S'il connaît un développement fulgurant en France, le phénomène du crowdfunding immobilier n'est bien sûr pas limité à l'Hexagone. Dans de nombreux autres pays du monde, les promoteurs ont de plus en plus recours à ce mode de financement alternatif et particulièrement séduisant.        


Les États-Unis : premier marché mondial du crowdfunding immobilier


Comme bien d'autres innovations avant lui, le crowdfunding immobilier a vu le jour outre-Atlantique. Durablement secoués par la crise des subprimes, les établissements bancaires ont restreint de façon considérable l'accès au crédit des promoteurs et des autres professionnels de l'immobilier. Ces derniers se sont alors progressivement tournés vers le mécanisme du financement participatif ou « crowdfunding », à la fois pour augmenter la part de fonds propres dans leurs opérations et diversifier leurs sources de financement. 

Un temps confidentiel, le crowdfunding immobilier a connu une montée en puissance fulgurante aux États-Unis avec l'entrée en vigueur du « Jobs Act » (Jumpstart Our Business Startups Act) en 2012. En 2016, les restrictions relatives au profil des investisseurs ont été levées. Plus besoin désormais de déclarer au moins 200 000 $ de revenus par an : tous les petits épargnants peuvent maintenant s'essayer au financement de projets immobiliers !

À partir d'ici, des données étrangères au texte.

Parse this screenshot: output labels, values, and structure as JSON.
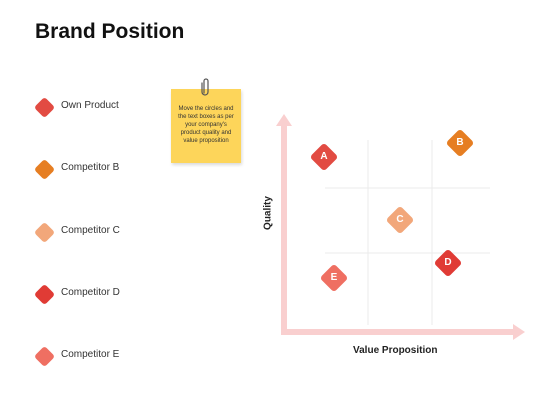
{
  "title": "Brand Position",
  "colors": {
    "own": "#e24b42",
    "b": "#e67e22",
    "c": "#f2a77a",
    "d": "#e03b35",
    "e": "#ef6f62",
    "arrow": "#f9cfcf",
    "grid": "#ebebeb",
    "note": "#fdd55a"
  },
  "legend": [
    {
      "label": "Own Product",
      "color": "#e24b42"
    },
    {
      "label": "Competitor B",
      "color": "#e67e22"
    },
    {
      "label": "Competitor C",
      "color": "#f2a77a"
    },
    {
      "label": "Competitor D",
      "color": "#e03b35"
    },
    {
      "label": "Competitor E",
      "color": "#ef6f62"
    }
  ],
  "note": {
    "text": "Move the circles and the text boxes as per your company's product quality and value proposition",
    "icon": "paperclip-icon"
  },
  "matrix": {
    "xlabel": "Value Proposition",
    "ylabel": "Quality",
    "points": [
      {
        "letter": "A",
        "value": 0.12,
        "quality": 0.85,
        "color": "#e24b42"
      },
      {
        "letter": "B",
        "value": 0.8,
        "quality": 0.93,
        "color": "#e67e22"
      },
      {
        "letter": "C",
        "value": 0.5,
        "quality": 0.5,
        "color": "#f2a77a"
      },
      {
        "letter": "D",
        "value": 0.74,
        "quality": 0.26,
        "color": "#e03b35"
      },
      {
        "letter": "E",
        "value": 0.17,
        "quality": 0.18,
        "color": "#ef6f62"
      }
    ]
  }
}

Quelques chiffres clés           
- On comptait environ 130 plateformes actives de crowdfunding immobilier aux États-Unis en 2016.      
- Elles ont collecté, cette année-là, un total de 3,5 milliards de dollars. Un montant en hausse de 40 % par rapport à 2015.  

 

Un engouement qui gagne tout le monde anglo-saxon


Le premier marché européen du crowdfunding immobilier n'est pas situé sur le continent, et il est britannique ! Avec plus de deux milliards de livres sterling collectées par des plateformes spécialisées en 2016, le Royaume-Uni s'impose en effet comme le paradis des promoteurs et des investisseurs en quête d'un rendement bonifié pour leur épargne. Deux acteurs majeurs se partagent le pays, avec d'une part House Crowd et d'autre part Property Partner.             

Mais de nombreuses plateformes spécialisées et plus petites permettent aussi d'accéder à une diversité inégalée de promoteurs et de projets : surfaces commerciales, résidences étudiantes, logements de vacances, lotissements classiques, copropriétés, voire investissement locatif (buy to let)... Tout est envisageable pour l'épargnant ayant envie de sortir des sentiers battus. Seule limite : il est interdit aux Britanniques d'allouer au crowdfunding plus de 10 % de leur patrimoine.       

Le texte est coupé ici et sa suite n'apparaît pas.